"Jadi sustainable project (proyek berkelanjutan) itu baik lingkungan atau sosial, itu memang masih relatif terbatas karena dinilai less profitable (kurang menguntungkan). Ini memang anggapan umum kalau bicara jangka pendek," katanya dalam FGD "How to Build Ecosystem of Sustainable Investment for Global Recovery" yang dipantau secara daring, Rabu, 13 April 2022.
Andry menuturkan faktor ekonomi tidak dipungkiri memang menjadi faktor utama investor dalam menanamkan modalnya. Oleh karena itu, sangat wajar jika investor begitu masuk langsung melihat berapa imbal hasil yang bisa diraupnya, apakah menarik dibandingkan investasi yang konvensional.

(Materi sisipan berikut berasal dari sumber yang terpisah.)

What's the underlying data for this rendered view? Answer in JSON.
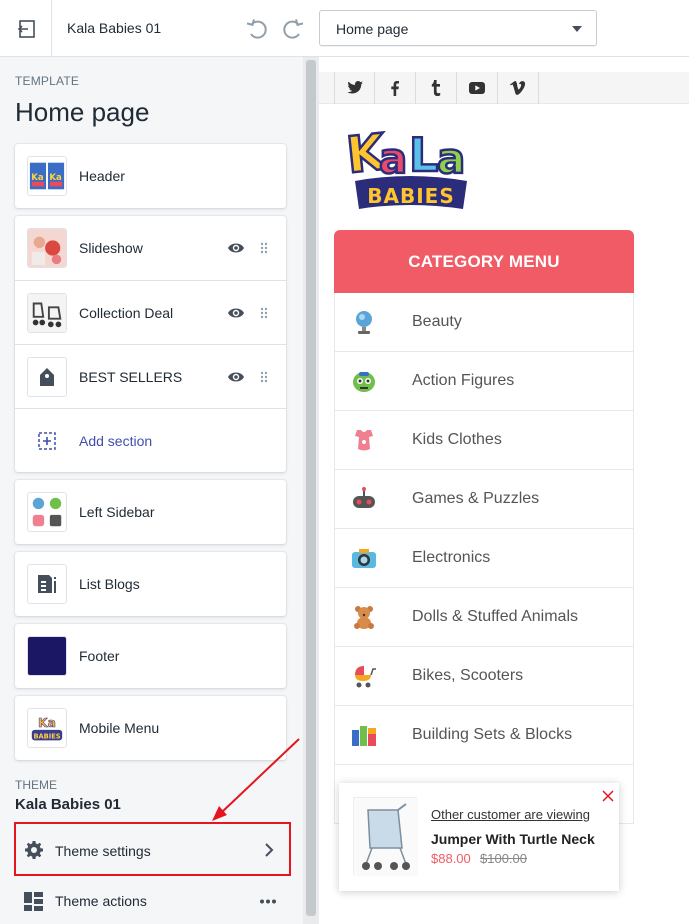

Tantangan lainnya, lanjut Andry, yakni struktur pembiayaan khusus yang dibutuhkan untuk investasi berkelanjutan. Menurut dia, faktor tersebut akan membuat investor perlu berpikir dua kali untuk bisa berinvestasi di sektor-sektor berkelanjutan.
"Kalau kita lihat sustainable project, apakah yang terkait environmental project, itu membutuhkan teknologi baru, large capital (modal besar), long term financing (pembiayaan jangka panjang) sehingga membutuhkan special financing structure dibanding yang konvensional. Ini kemudian yang memang bisa menjadi tantangan jangka pendek," bebernya.
Di sisi lain, investasi berkelanjutan juga sangat membutuhkan dukungan pemerintah berupa insentif. Tantangan terakhir, identifikasi aset yang membutuhkan sistem informasi yang mumpuni. Khususnya di Indonesia, sistem informasi akan aset untuk pengelolaan investasi berkelanjutan masih sangat terbatas sehingga menjadi tantangan pengembangan investasi berkelanjutan.
"Berikutnya, asset identification. Kalau dilihat di sini untuk hal ini perlu ada sistem informasi. Nah di Indonesia ini masih relatif terbatas," pungkas Andry.